Обеспокоенный столь вопиющим нарушением Версальского договора, коалиционный кабинет Макдональдс направил в Берлин министра иностранных дел Джона Саймона, а вслед за тем — лорда-хранителя печати Антони Идена в Москву, Варшаву и Прагу. В столице СССР Идеи имел две беседы, 28 и 29 марта, с Литвиновым, в ходе которых отметил: «Для британского правительства ясно, что без такого (Восточного — Ю.Ж.) пакта не может быть обеспечена безопасность на востоке Европы, а стало быть, и общеевропейское умиротворение». Однако на прямой вопрос Литвинова, как отнеслось бы британское правительство к заключению Восточного пакта взаимопомощи без Германии, ответил, что он несколько затрудняется дать вполне определенный и официальный ответ. Данный вопрос еще не обсуждался британским правительством, это будет сделано после его возвращения в Лондон[151]

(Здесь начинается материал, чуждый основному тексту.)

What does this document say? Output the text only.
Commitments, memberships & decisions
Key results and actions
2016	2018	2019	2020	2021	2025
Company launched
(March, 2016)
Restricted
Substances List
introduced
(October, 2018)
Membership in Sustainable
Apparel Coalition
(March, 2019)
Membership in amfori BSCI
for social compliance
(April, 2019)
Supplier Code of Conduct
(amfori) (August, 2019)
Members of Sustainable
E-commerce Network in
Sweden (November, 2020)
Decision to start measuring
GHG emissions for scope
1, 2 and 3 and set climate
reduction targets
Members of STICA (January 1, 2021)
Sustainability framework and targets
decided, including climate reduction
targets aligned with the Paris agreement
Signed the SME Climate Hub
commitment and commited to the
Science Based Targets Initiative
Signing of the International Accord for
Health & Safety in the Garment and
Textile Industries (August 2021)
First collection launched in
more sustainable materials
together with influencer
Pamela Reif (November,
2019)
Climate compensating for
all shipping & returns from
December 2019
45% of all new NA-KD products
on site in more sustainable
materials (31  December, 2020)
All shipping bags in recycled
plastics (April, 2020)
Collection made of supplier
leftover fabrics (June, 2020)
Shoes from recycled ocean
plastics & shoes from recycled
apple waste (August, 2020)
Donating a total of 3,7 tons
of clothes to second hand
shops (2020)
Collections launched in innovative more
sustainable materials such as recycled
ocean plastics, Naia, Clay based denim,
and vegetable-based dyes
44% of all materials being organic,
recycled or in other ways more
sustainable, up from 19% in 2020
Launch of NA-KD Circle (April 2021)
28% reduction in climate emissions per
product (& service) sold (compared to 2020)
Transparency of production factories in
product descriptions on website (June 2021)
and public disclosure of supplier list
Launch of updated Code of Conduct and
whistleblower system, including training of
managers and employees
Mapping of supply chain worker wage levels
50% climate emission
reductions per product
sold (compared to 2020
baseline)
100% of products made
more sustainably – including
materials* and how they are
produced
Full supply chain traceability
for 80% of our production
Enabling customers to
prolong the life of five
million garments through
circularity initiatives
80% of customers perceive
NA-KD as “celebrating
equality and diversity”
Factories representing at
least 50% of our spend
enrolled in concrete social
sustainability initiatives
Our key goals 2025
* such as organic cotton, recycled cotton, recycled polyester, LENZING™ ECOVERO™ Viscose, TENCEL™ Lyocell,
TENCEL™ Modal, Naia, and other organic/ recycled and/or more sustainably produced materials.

. 29 марта Идена приняли Сталин и Молотов, и вновь речь шла практически о позиции Великобритании в отношении Восточного пакта[152].Единственным итогом московских переговоров стало совместное коммюнике, в котором указывалось на заинтересованность обеих стран в укреплении европейской коллективной безопасности, на отсутствие противоречия интересов между обеими странами по всем основным проблемам международной политики и на взаимопонимание того, что «целостность и преуспеяние каждой из них соответствуют интересам другой»[153]

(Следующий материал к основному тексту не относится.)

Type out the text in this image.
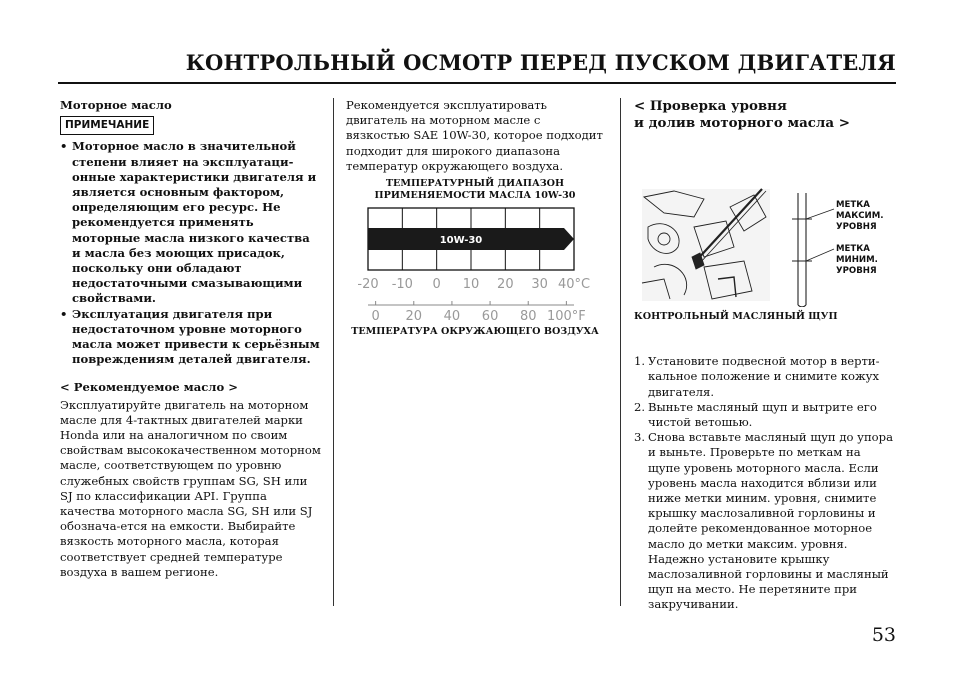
КОНТРОЛЬНЫЙ ОСМОТР ПЕРЕД ПУСКОМ ДВИГАТЕЛЯ
Моторное масло
ПРИМЕЧАНИЕ
• Моторное масло в значительной степени влияет на эксплуатаци-онные характеристики двигателя и является основным фактором, определяющим его ресурс. Не рекомендуется применять моторные масла низкого качества и масла без моющих присадок, поскольку они обладают недостаточными смазывающими свойствами.
• Эксплуатация двигателя при недостаточном уровне моторного масла может привести к серьёзным повреждениям деталей двигателя.
< Рекомендуемое масло >

Эксплуатируйте двигатель на моторном масле для 4-тактных двигателей марки Honda или на аналогичном по своим свойствам высококачественном моторном масле, соответствующем по уровню служебных свойств группам SG, SH или SJ по классификации API. Группа качества моторного масла SG, SH или SJ обознача-ется на емкости. Выбирайте вязкость моторного масла, которая соответствует средней температуре воздуха в вашем регионе.

Рекомендуется эксплуатировать двигатель на моторном масле с вязкостью SAE 10W-30, которое подходит подходит для широкого диапазона температур окружающего воздуха.

ТЕМПЕРАТУРНЫЙ ДИАПАЗОН
ПРИМЕНЯЕМОСТИ МАСЛА 10W-30
10W-30
-20 -10 0 10 20 30 40°C
0 20 40 60 80 100°F
ТЕМПЕРАТУРА ОКРУЖАЮЩЕГО ВОЗДУХА
< Проверка уровня
и долив моторного масла >
МЕТКА
МАКСИМ.
УРОВНЯ
МЕТКА
МИНИМ.
УРОВНЯ
КОНТРОЛЬНЫЙ МАСЛЯНЫЙ ЩУП
1. Установите подвесной мотор в верти-кальное положение и снимите кожух двигателя.
2. Выньте масляный щуп и вытрите его чистой ветошью.
3. Снова вставьте масляный щуп до упора и выньте. Проверьте по меткам на щупе уровень моторного масла. Если уровень масла находится вблизи или ниже метки миним. уровня, снимите крышку маслозаливной горловины и долейте рекомендованное моторное масло до метки максим. уровня. Надежно установите крышку маслозаливной горловины и масляный щуп на место. Не перетяните при закручивании.
53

. После возвращения в Лондон Иден, однако, так и не смог переубедить других членов кабинета, не желавших, чтобы Великобритания участвовала в каких-либо европейских блоках. Но все же московские переговоры серьезнейшим образом повлияли на точку зрения Парижа.12 апреля советские газеты опубликовали сообщение ТАСС о достижении между Францией и СССР соглашения по вопросу о конвенции безопасности. Две недели спустя, 2 мая, в Париже В.П. Потемкин и П. Лаваль подписали столь долгожданный для Кремля советско-французский договор о взаимопомощи. В нем было зафиксировано то, чего столь настойчиво добивалось более года узкое руководство:
«Статья 2. В случае, если… СССР или Франция явились бы, несмотря на искренние мирные намерения обеих стран, предметом невызванного нападения со стороны какого-либо европейского государства, Франция и взаимно СССР окажут друг другу немедленно помощь и поддержку»[154]
.Под «каким-либо европейским государством» здесь, несомненно, подразумевалась нацистская Германия. А 16 мая аналогичный как по смыслу, так и по содержанию договор подписали в Праге С.С. Александровский, полпред СССР в Чехословакии, и Э. Бенеш, чехословацкий министр иностранных дел[155]
.Только теперь узкое руководство смогло позволить себе заняться и другими проблемами, первой из которых стало окончательное решение судьбы А.С. Енукидзе, демонстративно отвергшего новый курс Сталина, но тем не менее так и не подавшего в отставку со своего чрезвычайно ответственного поста.
Глава шестая
«Дело Енукидзе», оно же «Кремлевское дело» или — как его стали называть в НКВД и ЦК — дело «Клубок», началось в январе 1935 г. с уведомления Сталина одним из его ближайших родственников о существовании заговора во главе с Енукидзе и комендантом Московского Кремля Р.А. Петерсоном с целью устранения узкого руководства. Но следствие сразу же пошло по иному пути — изучения доносов на трех уборщиц кремлевских зданий, ведших «клеветнические» разговоры.
По данным секретно-политического отдела (СПО) НКВД, эти разговоры велись незадолго до 7 ноября 1934 г. И практически сразу нашлись «доброхоты», уведомившие о них кремлевское начальство. Осведомленными оказались и А.С. Енукидзе, и Р.А. Петерсон, не придавшие случившемуся никакого значения. Енукидзе не дал «делу» ход, так как не доверял доносам, полагая, что, скорее всего, тут оговор. Петер-сон просто не обращал внимания на разговоры, тем более уборщиц, за чаепитием.